Right now: they are wading through a stream
in order to escape the scenting dogs
and the cries Kill! Kill! Their past
has just been run down.

I’m turned into a camp for refugees,
my brain into a muddle of gray shacks
nailed together by hope and terror.
But also the mutual hatred is there
like the latrine stench throughout the days.

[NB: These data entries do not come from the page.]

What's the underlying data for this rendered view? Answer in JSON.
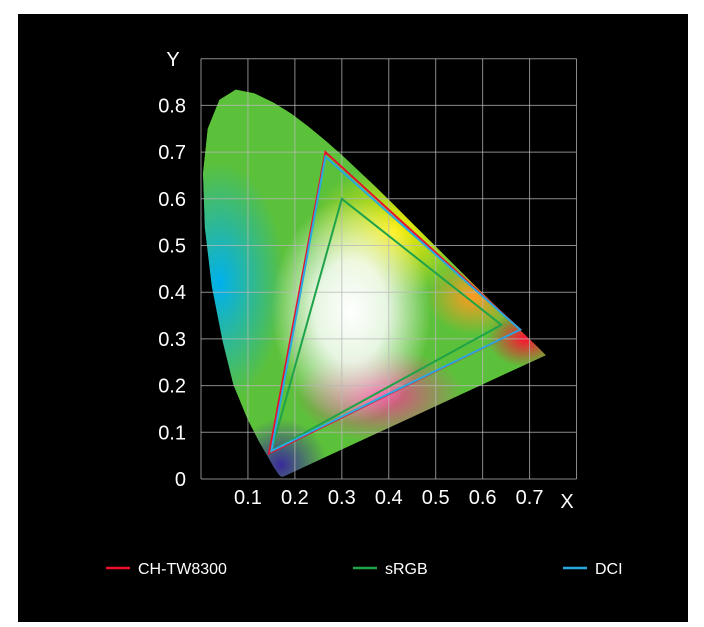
{
  "chart_data": {
    "type": "line",
    "title": "",
    "xlabel": "X",
    "ylabel": "Y",
    "xlim": [
      0,
      0.8
    ],
    "ylim": [
      0,
      0.9
    ],
    "x_ticks": [
      0.1,
      0.2,
      0.3,
      0.4,
      0.5,
      0.6,
      0.7
    ],
    "x_tick_labels": [
      "0.1",
      "0.2",
      "0.3",
      "0.4",
      "0.5",
      "0.6",
      "0.7"
    ],
    "y_ticks": [
      0,
      0.1,
      0.2,
      0.3,
      0.4,
      0.5,
      0.6,
      0.7,
      0.8
    ],
    "y_tick_labels": [
      "0",
      "0.1",
      "0.2",
      "0.3",
      "0.4",
      "0.5",
      "0.6",
      "0.7",
      "0.8"
    ],
    "grid": true,
    "legend_position": "bottom",
    "series": [
      {
        "name": "CH-TW8300",
        "color": "#e8112d",
        "points": [
          [
            0.265,
            0.7
          ],
          [
            0.68,
            0.32
          ],
          [
            0.145,
            0.055
          ]
        ]
      },
      {
        "name": "sRGB",
        "color": "#1fa34a",
        "points": [
          [
            0.3,
            0.6
          ],
          [
            0.64,
            0.33
          ],
          [
            0.15,
            0.06
          ]
        ]
      },
      {
        "name": "DCI",
        "color": "#29a9e1",
        "points": [
          [
            0.265,
            0.69
          ],
          [
            0.68,
            0.32
          ],
          [
            0.15,
            0.06
          ]
        ]
      }
    ]
  }
}
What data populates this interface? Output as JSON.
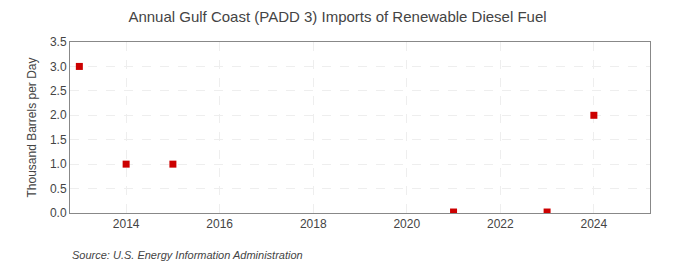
{
  "chart_data": {
    "type": "scatter",
    "title": "Annual Gulf Coast (PADD 3) Imports of Renewable Diesel Fuel",
    "ylabel": "Thousand Barrels per Day",
    "annotations": [
      "Source: U.S. Energy Information Administration"
    ],
    "x": [
      2013,
      2014,
      2015,
      2021,
      2023,
      2024
    ],
    "values": [
      3.0,
      1.0,
      1.0,
      0.02,
      0.02,
      2.0
    ],
    "color": "#cc0000",
    "marker": "square",
    "xlim": [
      2012.8,
      2025.2
    ],
    "ylim": [
      0.0,
      3.5
    ],
    "xticks": [
      2014,
      2016,
      2018,
      2020,
      2022,
      2024
    ],
    "yticks": [
      {
        "value": 0,
        "label": "0.0"
      },
      0.5,
      {
        "value": 1,
        "label": "1.0"
      },
      1.5,
      {
        "value": 2,
        "label": "2.0"
      },
      2.5,
      {
        "value": 3,
        "label": "3.0"
      },
      3.5
    ],
    "grid": true
  }
}
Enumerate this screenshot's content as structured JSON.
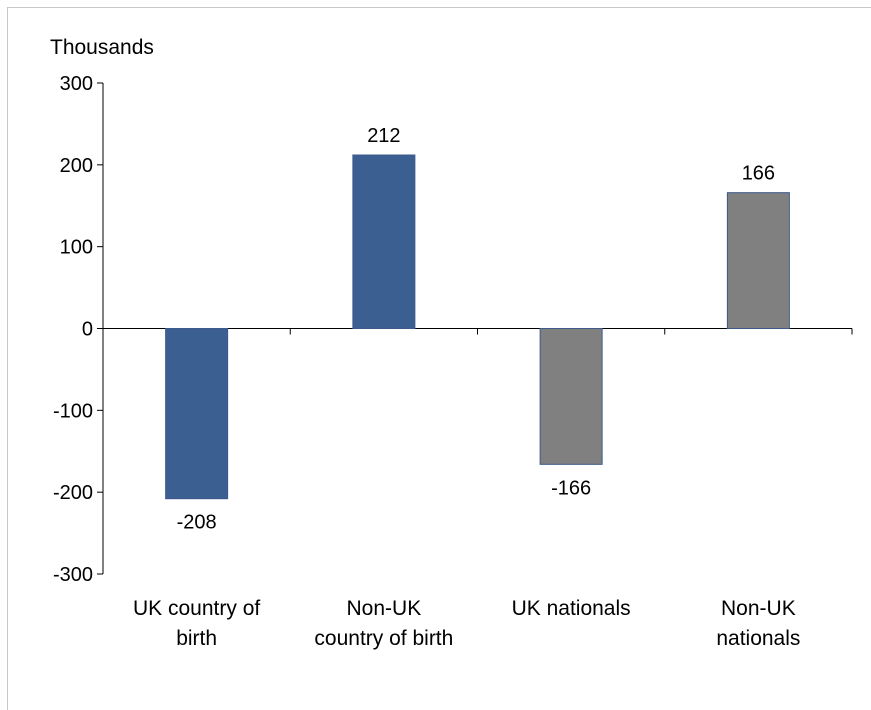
{
  "chart_data": {
    "type": "bar",
    "unit_label": "Thousands",
    "categories": [
      [
        "UK country of",
        "birth"
      ],
      [
        "Non-UK",
        "country of birth"
      ],
      [
        "UK nationals"
      ],
      [
        "Non-UK",
        "nationals"
      ]
    ],
    "values": [
      -208,
      212,
      -166,
      166
    ],
    "data_labels": [
      "-208",
      "212",
      "-166",
      "166"
    ],
    "bar_colors": [
      "#3c5f91",
      "#3c5f91",
      "#808080",
      "#808080"
    ],
    "ylim": [
      -300,
      300
    ],
    "yticks": [
      300,
      200,
      100,
      0,
      -100,
      -200,
      -300
    ],
    "grid": false,
    "legend": "none"
  }
}
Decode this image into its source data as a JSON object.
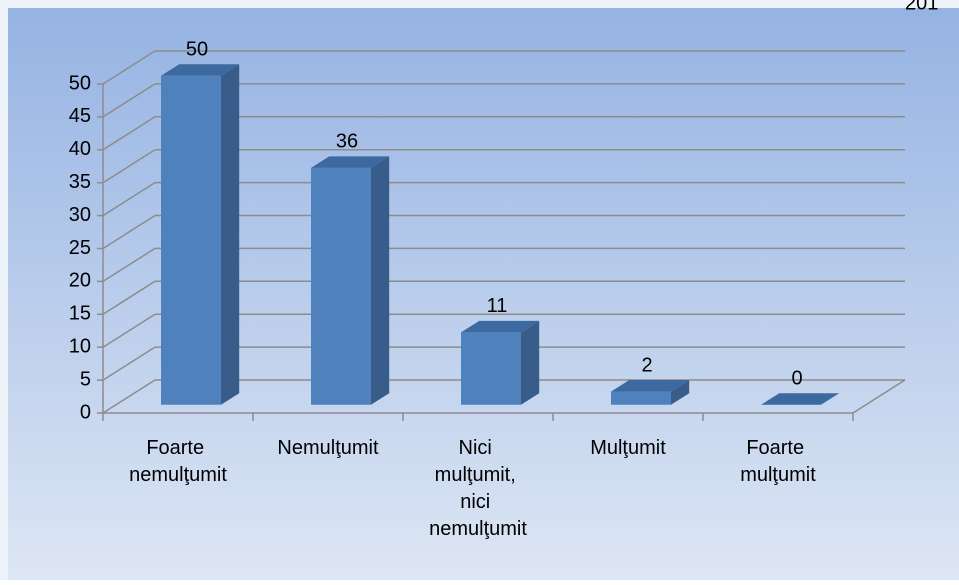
{
  "chart_data": {
    "type": "bar3d",
    "annotation": "201",
    "categories": [
      "Foarte nemulţumit",
      "Nemulţumit",
      "Nici mulţumit, nici nemulţumit",
      "Mulţumit",
      "Foarte mulţumit"
    ],
    "values": [
      50,
      36,
      11,
      2,
      0
    ],
    "color": "#4f81bd",
    "ylim": [
      0,
      50
    ],
    "yticks": [
      0,
      5,
      10,
      15,
      20,
      25,
      30,
      35,
      40,
      45,
      50
    ],
    "grid": true
  }
}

How can the half of the world that is burnt
be created anew in the part that was spared?
The smoke takes our reservations.
The smoke is full of faces
nothing but eyes and flight.


Chorus

Those who survived the Holocaust
were to meet here at Hotel Lutetia
where Rue de Sèvres crosses Boulevard Raspail.
That was our resistance against history.

The barracks were a language from Bavaria
that reduced us to hair and shoes.
Our burnt thoughts hung on the fences.
Sheets of heaven and landscape were gone
as was everything intelligible.
But our dream of a meeting beyond time
was left in the rags that were we,
squeezed together in filthy sleeping cribs.
Even we who were but burnt bones
dreamed of the distant day
when we would rise up, rattling,
and go to meet the others’ bones.

Now we are at last at the place agreed on
and see our people approaching from afar.
with steps that no longer burn.
But we don’t yet believe they are real,
not strong enough to recognize them.
Therefore we stare into the hotel window
to see them come in the reflection.
We must meet each other carefully
lest our happiness be too rapturous
for us who have missed it so long.
At last we walk toward each other, determined,
as if we scattered ones now gathering
wished to help the retarded Creation.

After a moment’s hesitation
a blackened fragment of a hand caresses
a temple missed far too long.
And smoke that may have been a child
is cuddled by smoke in the shape of a mother.